Я сама обнаружила это, когда начала заниматься волонтерством. Изменение в жизни не начинается просто так, оно происходит, когда у вас есть какая-то конкретная цель. У меня было четкое понимание того, что люди не знают о вирусах ничего. У меня была миссия стать «мостиком». Я сначала работала волонтером, а затем начала новую карьерную стезю. Это очень круто, и я могу посмотреть на свой прогресс и развитие, включая мои навыки в социальных сетях.
Как вы думаете, можем ли мы создать благоприятную инклюзивную среду для женщин в казахстанском научном сообществе?

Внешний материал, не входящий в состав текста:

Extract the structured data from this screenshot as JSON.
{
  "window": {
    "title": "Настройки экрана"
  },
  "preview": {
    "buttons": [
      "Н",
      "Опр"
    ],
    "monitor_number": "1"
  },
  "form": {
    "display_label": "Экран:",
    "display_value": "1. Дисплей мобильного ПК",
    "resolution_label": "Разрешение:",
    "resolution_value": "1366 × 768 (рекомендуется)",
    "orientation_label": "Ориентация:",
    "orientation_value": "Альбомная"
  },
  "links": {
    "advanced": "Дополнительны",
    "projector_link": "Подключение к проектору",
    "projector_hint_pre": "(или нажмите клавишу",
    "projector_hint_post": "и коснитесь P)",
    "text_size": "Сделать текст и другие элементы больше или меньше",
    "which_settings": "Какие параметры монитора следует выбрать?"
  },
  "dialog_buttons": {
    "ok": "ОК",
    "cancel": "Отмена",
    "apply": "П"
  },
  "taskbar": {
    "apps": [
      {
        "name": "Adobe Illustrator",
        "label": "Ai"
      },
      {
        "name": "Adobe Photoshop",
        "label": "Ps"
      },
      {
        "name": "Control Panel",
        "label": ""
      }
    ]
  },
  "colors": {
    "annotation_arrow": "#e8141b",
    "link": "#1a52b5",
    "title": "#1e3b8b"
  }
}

Первый и самый важный шаг для создания такой среды — это признать, что проблема ущемления женщин в науке все-таки существует. Не все из наших казахстанских корифеев-мужчин пожилого возраста признают, что женщинам в науке тяжело.

Второй шаг — это создать условия, в которых женщины могли бы выбирать между тем, хочет ли она остаться дома подольше или выйти на работу. Не так чтобы у нее было безвыходное положение и она вынуждена спать два часа, чтобы иметь детей и работать в науке.

Но это такая большая проблема, которая касается не только министерства образования и науки. Нет, это не они должны решать. Необходимо создать доступные детские сады, а также предоставить адекватную социальную поддержку женщинам в период декрета, чтобы они могли брать не полную нагрузку, получать не полную зарплату, но тем не менее иметь дополнительную поддержку государства.

Также стоит отметить, что в нашей стране романтизируют науку. Наши чиновники говорят, что нужно гореть идеей. Когда мне предлагали работу, то говорили, что нужно будет приехать в Казахстан и, грубо говоря, работать 24 часа, забыв про семью, и всё это за минимальную зарплату. Но это всё чушь. Наука — это такая же работа, и ее не нужно романтизировать. Статус ученого не в том, чтобы о человеке говорили, что он уважаемый из-за своей профессии, а в том, чтобы была достойная зарплата и нормальный рабочий день. Статус ученого будет тогда, когда реагенты для лаборатории будут приходить не через шесть месяцев, а через три недели, и не будут стоить баснословных денег.

Сейчас мне 34 года, я в своем четвертом декрете и наконец принимаю себя и свои разные роли. Мой нелинейный, нетипичный карьерный путь в завязке с тем, как растет наша семья, вызывает во мне ощущение, что совсем скоро я придумаю еще что-нибудь новое. А пока с удовольствием наслаждаюсь каждым моментом материнства, не умаляя свои успехи и признавая, что приоритеты в жизни могут меняться.